Fig. 3.. BC exhibits conformational heterogeneity.

(A and B) Excerpts of the ¹H,¹³C-methyl HMQC spectrum of 50 μM ¹H,¹³C-ILV-methyl–labeled ²H-BN-BC with peak assignments. Asterisks indicate 35 unassigned peaks. ppm, parts per million. (C and D) Expansions of regions from the ¹H,¹³C-methyl HMQC spectrum showing methyl groups that adopt two conformations in both isolated BN-BC (left) and after addition of 12 equiv of APCP_load (right; BN-BC at a concentration of 100 μM in both). Purple and red labels indicate the major and minor conformations, respectively. The population of the minor conformation increases in the presence of APCP_load. (E) For some methyl groups, the peak corresponding to the minor conformation increases in intensity and shifts to a new position in the presence of APCP_load (light blue). (F and G) Some of the peaks showing little or no evidence of a second conformation in isolated BN-BC split into two peaks upon addition of APCP_load, corresponding to the APCP-bound (light blue) and unbound (purple) forms. (H) Peaks belonging to the BN domain in the BN-BC construct show a bimodal behavior upon addition of 1.8 to 12 equiv of APCP_load to 50 μM BN-BC (spectra are color-coded according to the number of APCP_load equivalents).
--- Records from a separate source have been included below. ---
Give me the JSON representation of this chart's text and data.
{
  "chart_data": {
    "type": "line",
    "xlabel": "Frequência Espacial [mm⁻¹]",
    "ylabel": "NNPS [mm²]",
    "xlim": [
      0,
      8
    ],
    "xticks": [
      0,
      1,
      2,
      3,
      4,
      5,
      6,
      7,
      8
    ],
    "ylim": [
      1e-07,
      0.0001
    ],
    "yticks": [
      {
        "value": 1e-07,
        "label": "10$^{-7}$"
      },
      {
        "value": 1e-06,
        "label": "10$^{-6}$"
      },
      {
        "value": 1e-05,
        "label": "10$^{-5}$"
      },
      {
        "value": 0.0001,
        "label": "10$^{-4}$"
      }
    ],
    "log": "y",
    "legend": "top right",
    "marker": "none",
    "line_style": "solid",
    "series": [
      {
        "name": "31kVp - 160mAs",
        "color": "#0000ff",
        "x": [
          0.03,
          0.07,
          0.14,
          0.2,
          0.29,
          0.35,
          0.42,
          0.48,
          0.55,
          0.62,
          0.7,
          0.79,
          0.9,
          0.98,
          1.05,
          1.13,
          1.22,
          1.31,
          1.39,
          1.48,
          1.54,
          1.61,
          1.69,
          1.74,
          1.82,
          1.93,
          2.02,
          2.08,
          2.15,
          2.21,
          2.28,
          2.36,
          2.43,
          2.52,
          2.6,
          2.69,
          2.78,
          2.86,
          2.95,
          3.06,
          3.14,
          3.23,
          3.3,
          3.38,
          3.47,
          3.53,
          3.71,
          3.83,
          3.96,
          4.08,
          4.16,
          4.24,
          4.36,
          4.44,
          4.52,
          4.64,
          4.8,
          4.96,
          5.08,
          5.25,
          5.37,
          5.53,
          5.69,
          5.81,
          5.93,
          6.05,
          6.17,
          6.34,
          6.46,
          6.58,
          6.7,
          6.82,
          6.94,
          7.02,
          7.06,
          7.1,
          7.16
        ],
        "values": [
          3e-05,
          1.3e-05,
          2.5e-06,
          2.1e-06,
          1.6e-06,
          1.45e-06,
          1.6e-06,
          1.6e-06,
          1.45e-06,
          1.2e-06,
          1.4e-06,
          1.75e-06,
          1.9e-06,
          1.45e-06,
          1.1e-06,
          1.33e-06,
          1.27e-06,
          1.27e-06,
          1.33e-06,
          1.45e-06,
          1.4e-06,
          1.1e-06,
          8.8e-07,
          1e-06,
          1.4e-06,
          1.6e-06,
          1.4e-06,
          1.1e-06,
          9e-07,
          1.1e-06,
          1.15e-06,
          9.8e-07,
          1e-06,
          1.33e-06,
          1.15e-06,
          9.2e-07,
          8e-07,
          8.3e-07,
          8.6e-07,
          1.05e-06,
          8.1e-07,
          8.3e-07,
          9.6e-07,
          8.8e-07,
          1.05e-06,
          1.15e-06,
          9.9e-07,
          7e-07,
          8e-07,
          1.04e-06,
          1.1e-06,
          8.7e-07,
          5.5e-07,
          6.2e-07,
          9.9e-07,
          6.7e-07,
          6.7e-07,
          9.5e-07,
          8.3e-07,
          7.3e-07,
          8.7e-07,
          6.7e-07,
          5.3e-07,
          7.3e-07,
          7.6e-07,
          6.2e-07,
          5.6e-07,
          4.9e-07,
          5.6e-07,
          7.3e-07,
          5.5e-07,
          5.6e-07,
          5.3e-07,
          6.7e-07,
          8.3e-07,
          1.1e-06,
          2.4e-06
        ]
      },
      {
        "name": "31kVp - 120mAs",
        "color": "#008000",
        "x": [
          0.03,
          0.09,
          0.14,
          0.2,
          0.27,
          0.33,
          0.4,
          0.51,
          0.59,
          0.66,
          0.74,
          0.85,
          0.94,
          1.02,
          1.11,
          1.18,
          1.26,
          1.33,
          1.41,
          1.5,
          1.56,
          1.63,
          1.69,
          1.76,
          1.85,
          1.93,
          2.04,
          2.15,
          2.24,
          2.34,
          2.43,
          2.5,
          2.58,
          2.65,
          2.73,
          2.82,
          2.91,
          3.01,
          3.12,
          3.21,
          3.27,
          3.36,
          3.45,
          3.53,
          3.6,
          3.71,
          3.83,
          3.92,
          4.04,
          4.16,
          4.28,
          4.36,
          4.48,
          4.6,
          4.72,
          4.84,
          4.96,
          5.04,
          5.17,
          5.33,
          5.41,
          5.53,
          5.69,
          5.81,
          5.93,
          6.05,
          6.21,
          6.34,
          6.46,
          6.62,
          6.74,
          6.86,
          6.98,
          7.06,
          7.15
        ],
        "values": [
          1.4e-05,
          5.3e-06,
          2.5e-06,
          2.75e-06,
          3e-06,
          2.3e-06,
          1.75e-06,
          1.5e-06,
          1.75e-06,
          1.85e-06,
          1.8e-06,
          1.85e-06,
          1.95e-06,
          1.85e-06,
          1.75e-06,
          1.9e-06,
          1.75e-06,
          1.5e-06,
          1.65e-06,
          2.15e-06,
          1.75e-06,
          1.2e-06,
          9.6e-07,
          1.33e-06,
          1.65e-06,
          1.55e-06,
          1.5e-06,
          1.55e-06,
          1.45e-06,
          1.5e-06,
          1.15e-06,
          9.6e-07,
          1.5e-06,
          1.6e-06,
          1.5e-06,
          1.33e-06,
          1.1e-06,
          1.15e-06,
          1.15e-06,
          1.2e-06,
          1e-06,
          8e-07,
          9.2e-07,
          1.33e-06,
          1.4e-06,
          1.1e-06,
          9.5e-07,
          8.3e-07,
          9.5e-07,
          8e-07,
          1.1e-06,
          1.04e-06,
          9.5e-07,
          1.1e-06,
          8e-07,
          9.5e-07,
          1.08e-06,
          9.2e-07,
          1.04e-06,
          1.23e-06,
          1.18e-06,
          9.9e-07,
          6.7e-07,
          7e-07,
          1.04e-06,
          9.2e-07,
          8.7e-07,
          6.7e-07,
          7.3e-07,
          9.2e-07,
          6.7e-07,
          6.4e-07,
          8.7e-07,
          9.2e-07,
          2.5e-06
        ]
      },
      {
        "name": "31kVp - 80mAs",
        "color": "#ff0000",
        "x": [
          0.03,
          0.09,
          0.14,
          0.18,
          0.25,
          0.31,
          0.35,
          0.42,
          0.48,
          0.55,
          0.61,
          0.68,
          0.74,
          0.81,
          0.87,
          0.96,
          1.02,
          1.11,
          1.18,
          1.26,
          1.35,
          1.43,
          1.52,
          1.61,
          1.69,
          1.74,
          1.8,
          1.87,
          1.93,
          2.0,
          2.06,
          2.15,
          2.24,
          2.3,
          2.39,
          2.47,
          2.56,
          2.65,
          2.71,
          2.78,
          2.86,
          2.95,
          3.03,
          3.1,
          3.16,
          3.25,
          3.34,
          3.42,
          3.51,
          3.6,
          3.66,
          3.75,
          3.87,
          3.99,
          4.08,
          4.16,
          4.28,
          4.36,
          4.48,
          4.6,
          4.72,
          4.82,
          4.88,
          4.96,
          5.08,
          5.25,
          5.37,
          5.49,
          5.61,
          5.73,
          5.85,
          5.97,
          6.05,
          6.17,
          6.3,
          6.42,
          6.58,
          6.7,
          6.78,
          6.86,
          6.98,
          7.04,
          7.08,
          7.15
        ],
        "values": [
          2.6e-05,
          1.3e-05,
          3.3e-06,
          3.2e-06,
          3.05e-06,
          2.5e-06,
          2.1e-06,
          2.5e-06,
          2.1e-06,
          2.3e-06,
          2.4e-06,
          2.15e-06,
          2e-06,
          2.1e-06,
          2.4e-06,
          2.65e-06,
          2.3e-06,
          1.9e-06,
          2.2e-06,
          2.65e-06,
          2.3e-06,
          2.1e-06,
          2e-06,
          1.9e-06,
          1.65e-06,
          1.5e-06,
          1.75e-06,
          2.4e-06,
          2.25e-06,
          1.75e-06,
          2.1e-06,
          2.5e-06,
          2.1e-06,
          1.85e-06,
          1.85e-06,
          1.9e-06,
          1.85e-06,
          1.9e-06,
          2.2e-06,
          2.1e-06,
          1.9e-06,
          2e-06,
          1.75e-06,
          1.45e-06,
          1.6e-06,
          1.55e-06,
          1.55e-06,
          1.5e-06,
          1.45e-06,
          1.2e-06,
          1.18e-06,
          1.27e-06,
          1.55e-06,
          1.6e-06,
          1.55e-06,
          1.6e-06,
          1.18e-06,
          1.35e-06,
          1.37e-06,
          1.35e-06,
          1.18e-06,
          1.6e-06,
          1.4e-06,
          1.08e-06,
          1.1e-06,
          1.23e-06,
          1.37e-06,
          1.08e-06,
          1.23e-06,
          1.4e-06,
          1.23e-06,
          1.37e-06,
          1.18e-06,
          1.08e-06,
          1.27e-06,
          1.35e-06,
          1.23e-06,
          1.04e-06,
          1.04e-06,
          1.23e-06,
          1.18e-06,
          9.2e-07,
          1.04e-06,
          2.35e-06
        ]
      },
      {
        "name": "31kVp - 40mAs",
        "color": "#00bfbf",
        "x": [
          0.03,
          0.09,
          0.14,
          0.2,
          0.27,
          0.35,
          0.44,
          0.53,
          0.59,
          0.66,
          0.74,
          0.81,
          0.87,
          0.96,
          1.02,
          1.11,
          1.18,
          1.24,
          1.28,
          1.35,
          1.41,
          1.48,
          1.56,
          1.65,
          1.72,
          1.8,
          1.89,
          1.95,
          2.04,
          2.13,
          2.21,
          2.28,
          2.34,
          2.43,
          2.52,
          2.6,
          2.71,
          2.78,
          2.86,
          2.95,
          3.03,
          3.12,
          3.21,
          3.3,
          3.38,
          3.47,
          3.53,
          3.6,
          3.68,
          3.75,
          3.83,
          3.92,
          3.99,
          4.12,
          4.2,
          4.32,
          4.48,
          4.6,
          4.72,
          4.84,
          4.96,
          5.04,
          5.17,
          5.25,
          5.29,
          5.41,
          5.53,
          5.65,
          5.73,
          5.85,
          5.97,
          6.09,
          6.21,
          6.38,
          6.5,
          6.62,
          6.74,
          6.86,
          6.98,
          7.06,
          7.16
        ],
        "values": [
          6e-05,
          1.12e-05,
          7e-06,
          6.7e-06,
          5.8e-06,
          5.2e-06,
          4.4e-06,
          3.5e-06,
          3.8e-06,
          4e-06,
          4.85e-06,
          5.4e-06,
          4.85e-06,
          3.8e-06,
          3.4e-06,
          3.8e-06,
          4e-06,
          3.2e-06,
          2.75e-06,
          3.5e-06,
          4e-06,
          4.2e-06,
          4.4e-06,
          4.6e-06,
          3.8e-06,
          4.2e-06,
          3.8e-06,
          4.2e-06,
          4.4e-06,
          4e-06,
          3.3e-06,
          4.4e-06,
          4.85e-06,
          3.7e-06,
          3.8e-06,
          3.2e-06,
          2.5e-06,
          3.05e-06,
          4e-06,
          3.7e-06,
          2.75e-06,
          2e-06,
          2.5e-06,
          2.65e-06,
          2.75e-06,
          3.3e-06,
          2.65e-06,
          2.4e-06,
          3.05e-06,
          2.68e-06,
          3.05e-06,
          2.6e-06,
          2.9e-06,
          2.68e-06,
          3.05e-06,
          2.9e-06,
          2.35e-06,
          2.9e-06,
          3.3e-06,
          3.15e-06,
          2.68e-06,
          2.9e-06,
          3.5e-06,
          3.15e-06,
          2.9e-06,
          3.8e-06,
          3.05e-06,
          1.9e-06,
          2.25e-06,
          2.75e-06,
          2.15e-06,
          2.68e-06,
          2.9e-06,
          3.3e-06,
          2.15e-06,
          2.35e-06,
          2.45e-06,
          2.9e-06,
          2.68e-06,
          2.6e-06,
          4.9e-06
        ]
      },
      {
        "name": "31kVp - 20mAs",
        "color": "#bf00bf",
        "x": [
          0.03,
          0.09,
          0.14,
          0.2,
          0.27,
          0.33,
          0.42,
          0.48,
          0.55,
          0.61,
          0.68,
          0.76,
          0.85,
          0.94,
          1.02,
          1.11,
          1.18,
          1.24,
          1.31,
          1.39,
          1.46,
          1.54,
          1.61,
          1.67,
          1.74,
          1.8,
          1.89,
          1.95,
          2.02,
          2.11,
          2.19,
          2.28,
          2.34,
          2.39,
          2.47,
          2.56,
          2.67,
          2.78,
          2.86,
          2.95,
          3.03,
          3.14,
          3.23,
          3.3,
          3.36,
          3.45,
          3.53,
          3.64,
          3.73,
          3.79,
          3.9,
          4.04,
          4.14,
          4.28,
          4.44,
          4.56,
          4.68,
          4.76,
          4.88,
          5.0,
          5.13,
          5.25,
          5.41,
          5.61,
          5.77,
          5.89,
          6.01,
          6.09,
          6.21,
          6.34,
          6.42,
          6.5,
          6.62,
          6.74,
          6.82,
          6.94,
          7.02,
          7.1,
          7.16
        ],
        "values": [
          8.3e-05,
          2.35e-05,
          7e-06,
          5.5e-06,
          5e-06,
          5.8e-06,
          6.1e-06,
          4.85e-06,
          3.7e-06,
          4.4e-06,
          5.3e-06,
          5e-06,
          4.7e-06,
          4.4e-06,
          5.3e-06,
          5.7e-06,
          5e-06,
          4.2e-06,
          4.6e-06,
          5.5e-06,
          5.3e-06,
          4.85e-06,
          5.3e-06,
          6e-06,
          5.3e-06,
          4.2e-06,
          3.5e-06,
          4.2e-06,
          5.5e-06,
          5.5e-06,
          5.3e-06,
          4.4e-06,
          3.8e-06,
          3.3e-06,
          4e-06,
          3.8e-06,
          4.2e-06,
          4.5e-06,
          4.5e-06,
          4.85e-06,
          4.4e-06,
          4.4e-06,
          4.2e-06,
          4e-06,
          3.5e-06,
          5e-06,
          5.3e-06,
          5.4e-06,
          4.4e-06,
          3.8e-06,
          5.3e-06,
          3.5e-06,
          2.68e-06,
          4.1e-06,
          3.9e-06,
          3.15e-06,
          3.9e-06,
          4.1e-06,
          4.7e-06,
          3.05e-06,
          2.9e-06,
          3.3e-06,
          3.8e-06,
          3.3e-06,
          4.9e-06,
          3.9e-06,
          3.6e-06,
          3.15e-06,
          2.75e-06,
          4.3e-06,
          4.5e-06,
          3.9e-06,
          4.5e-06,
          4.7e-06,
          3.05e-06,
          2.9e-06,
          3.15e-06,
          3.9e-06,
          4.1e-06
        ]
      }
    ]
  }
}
Fig. 4.. Structures of the encounter and final BN-BC–APCP_load complexes.

(A) Structure of the encounter complex formed between the BN domain of BN-BC (in orange) and APCP_load (in blue). The ppant arm is omitted for clarity, but the red dots indicate the position of the modified serine. Hydrogen bonds and hydrophobic contacts are shown in the upper and bottom views, respectively. (B) Overview of the structure of the final BN-BC–APCP_load complex (BC, green; BN, orange; APCP_load, blue). (C to E) Close-up views of the atomic interactions between APCP-α3 (C), APCP-F61 (D), and APCP-α2 (E) with BC. (F and G) Close-up views of the atomic interactions between BN and APCP-α1 (F) and APCP-α2 as well as BC (G).

Fig. 5.. Schematic model of APCP recognition by BN-BC.

BN encompasses a folded PCP-like domain, which recruits APCP from solution through formation of an encounter complex. Because of the flexibility provided by the disordered region corresponding to amino acids 78 to 90, the APCP bound to BN can scan the surface of BC. Once APCP finds the donor binding site, an array of specific (but individually weak) interactions commits APCP to this binding site. BN readjusts its position to optimize the interaction interfaces and yield the final complex.